Add Tag to Assertion
You can add tags to individual assertions to group and categorize them, for example by its priority or severity. Note that the tag should already exist in DataHub, or the operation will fail.
- GraphQL
mutation addTags {
addTag(input: {
resourceUrn: "urn:li:assertion:your-assertion",
tagUrn: "urn:li:tag:my-important-tag",
})
}
If you see the following response, the operation was successful:
{
"data": {
"addTag": true
},
"extensions": {}
}
You can create new tags using the createTag
mutation or via the UI.
Delete Assertions
You can use delete dataset operations to DataHub using the following APIs.
- GraphQL
- Python
mutation deleteAssertion {
deleteAssertion(urn: "urn:li:assertion:test")
}
If you see the following response, the operation was successful:
{
"data": {
"deleteAssertion": true
},
"extensions": {}
}
# Inlined from /metadata-ingestion/examples/library/delete_assertion.py
import logging
from datahub.ingestion.graph.client import DatahubClientConfig, DataHubGraph
log = logging.getLogger(__name__)
graph = DataHubGraph(
config=DatahubClientConfig(
server="http://localhost:8080",
)
)
assertion_urn = "urn:li:assertion:my-assertion"
# Delete the Assertion
graph.delete_entity(urn=assertion_urn, hard=True)
log.info(f"Deleted assertion {assertion_urn}")

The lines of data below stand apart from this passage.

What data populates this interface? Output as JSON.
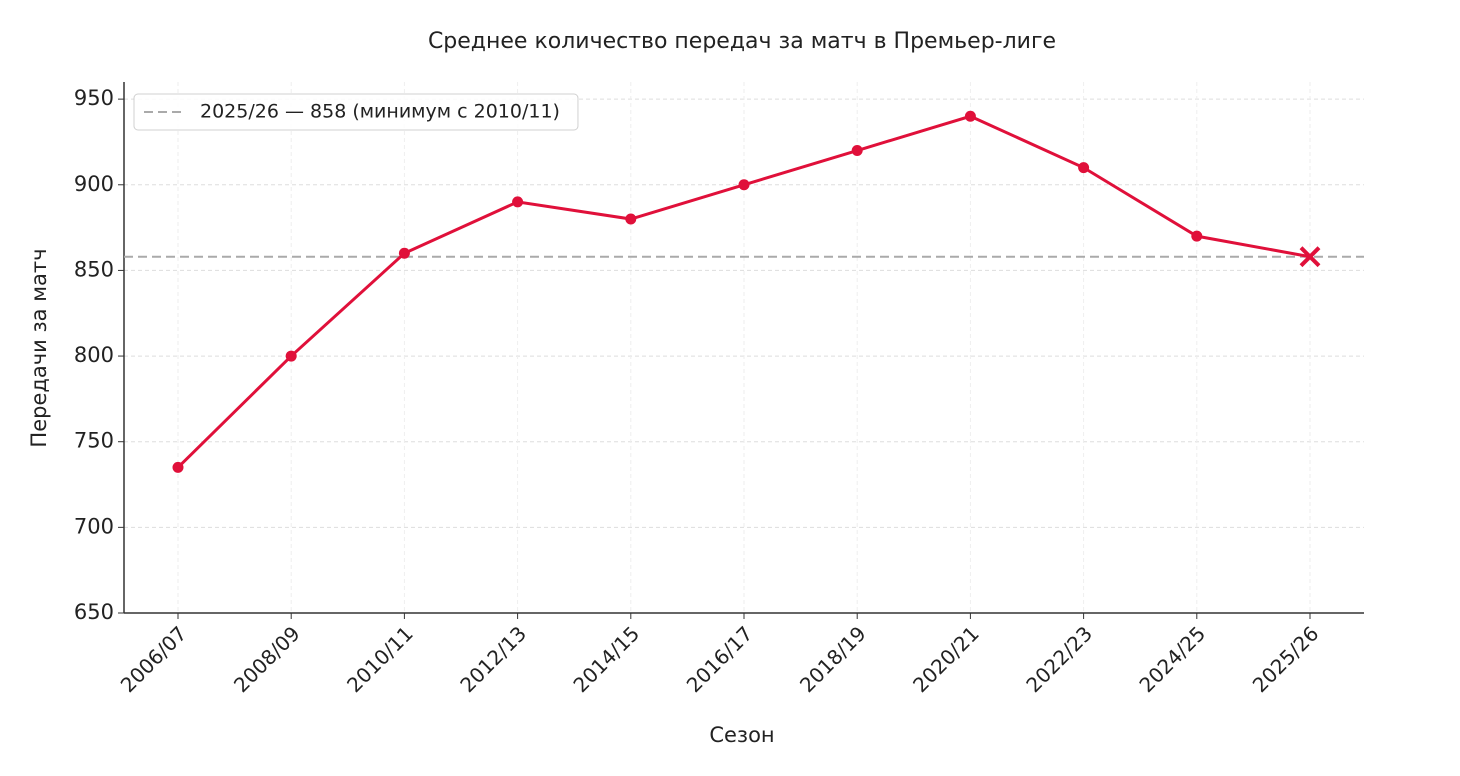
{
  "chart_data": {
    "type": "line",
    "title": "Среднее количество передач за матч в Премьер-лиге",
    "x_label": "Сезон",
    "y_label": "Передачи за матч",
    "categories": [
      "2006/07",
      "2008/09",
      "2010/11",
      "2012/13",
      "2014/15",
      "2016/17",
      "2018/19",
      "2020/21",
      "2022/23",
      "2024/25",
      "2025/26"
    ],
    "series": [
      {
        "name": "Передачи за матч",
        "color": "#e0103a",
        "values": [
          735,
          800,
          860,
          890,
          880,
          900,
          920,
          940,
          910,
          870,
          858
        ]
      }
    ],
    "reference_line": {
      "value": 858,
      "label": "2025/26 — 858 (минимум с 2010/11)",
      "color": "#aaaaaa"
    },
    "highlight_last": true,
    "ylim": [
      650,
      960
    ],
    "yticks": [
      650,
      700,
      750,
      800,
      850,
      900,
      950
    ],
    "grid": true,
    "legend_position": "upper-left"
  }
}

(Advanced) Create and Report Results for Custom Assertions
If you'd like to create and report results for your own custom assertions, e.g. those which are run and evaluated outside of Acryl, you need to generate 2 important Assertion Entity aspects, and give the assertion a unique URN of the following format:
- Generate a unique URN for your assertion
urn:li:assertion:<unique-assertion-id>
Generate the AssertionInfo aspect for the assertion. You can do this using the Python SDK. Give your assertion a
type
and asource
with typeEXTERNAL
to mark it as an external assertion, not run by DataHub itself.Generate the AssertionRunEvent timeseries aspect using the Python SDK. This aspect should contain the result of the assertion run at a given timestamp and will be shown on the results graph in DataHub's UI.